We are all becoming increasingly ‘connected’ and as a result, customers expect the products they invest in to integrate with other related systems. A good example is the integration between instant messaging service Hipchat and customer service tools Groove and Helpscout. Both companies recognised that small businesses are relying less on emails and more on instant messaging. This integration means that customer support requests can be dropped straight into team chatrooms and flagged immediately. Similarly, social media products Followerwonk and Buffer have built the perfect partnership so that users can schedule their social media posts (Buffer) for the times when their followers are most online (Followerwonk). The more seamless the experience, the more likely the user is to buy.

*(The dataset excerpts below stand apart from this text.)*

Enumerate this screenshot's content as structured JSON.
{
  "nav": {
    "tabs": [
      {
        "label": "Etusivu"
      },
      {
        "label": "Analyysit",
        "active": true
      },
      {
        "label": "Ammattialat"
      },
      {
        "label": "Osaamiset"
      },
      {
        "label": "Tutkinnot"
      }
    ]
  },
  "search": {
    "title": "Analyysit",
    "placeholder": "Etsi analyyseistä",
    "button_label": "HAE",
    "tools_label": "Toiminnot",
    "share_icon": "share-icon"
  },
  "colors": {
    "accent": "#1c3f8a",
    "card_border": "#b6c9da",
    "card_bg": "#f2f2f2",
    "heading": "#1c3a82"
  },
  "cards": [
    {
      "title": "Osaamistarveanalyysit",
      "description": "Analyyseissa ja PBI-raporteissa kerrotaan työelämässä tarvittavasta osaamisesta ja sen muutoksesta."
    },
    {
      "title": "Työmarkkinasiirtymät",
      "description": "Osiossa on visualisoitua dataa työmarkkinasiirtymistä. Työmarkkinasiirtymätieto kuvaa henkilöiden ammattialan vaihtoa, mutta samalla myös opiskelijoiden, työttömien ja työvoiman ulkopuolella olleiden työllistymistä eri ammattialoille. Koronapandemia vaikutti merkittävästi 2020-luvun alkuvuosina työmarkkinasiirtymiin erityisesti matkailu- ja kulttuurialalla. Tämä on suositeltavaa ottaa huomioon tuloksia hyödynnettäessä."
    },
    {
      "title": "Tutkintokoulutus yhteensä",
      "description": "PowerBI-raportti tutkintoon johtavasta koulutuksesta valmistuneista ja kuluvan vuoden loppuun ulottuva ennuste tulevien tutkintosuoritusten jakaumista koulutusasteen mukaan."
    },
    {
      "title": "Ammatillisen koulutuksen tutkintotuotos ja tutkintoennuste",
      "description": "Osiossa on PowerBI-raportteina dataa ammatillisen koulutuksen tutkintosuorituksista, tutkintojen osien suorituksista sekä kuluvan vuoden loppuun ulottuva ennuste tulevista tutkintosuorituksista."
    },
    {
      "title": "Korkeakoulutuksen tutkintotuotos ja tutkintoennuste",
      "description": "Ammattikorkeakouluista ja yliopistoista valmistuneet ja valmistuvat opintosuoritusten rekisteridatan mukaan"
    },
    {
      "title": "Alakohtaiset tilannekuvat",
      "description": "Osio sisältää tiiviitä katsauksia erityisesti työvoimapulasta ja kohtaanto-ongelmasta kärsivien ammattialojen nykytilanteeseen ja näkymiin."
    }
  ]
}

6. Do you really know your user?

One thing we’ve learnt from developing digital products is that user testing is an essential part of the product development cycle if you want to really learn about your customer. Speaking to Twilert users has taught us that a 30 day trial is more beneficial than the current 15 days, due to the reporting cycle agencies use. We also learnt, that the stickiest feature was not one of the six we were looking to implement - but actually Geolocation search, something we’d had for years but had never really optimised in the UI. Often you can skip many wasted efforts building new features just by talking to your customers and testing assumptions.

7. Do you have a customer service and social listening plan?

Creating a strategy to manage the ‘always on’ expectations of the modern day customer can be difficult but is essential to securing trust. Outage is sometimes inevitable but this doesn’t have to be a cause for concern if handled in the right manner. The key to good customer service is to respond quickly, honestly and humanely. There is nothing more frustrating for a user than an autorespond tweet or a 3 day wait for an email response. Customers need to feel confident that your team can solve their problems quickly and also protect them from the same mistake occurring twice. Unfortunately, this will extend to times outside of working hours and this is why a good social media listening plan is essential to success. Customers should also be entered into a feedback loop as they hit certain milestones throughout your product, to ensure that you stay in touch with their needs. Retaining customers is critical to growth and it’s much easier to retain an existing customer than it is to gain a new one.

Developing, selling and evolving a digital product is difficult. You only have to look at Microsoft’s Zune against Apple’s iPod, to see that even with large budgets and experienced teams, it’s all too easy for a digital product to fail.The only way to improve your chance of success is to continually assume, test and monitor at each stage of the product cycle and then when you’ve finished, start the process over again. Marketing a digital product is never going to be easy, but when you’re creating something that could potentially solve a problem or make someone’s life better, it’s worth the struggle.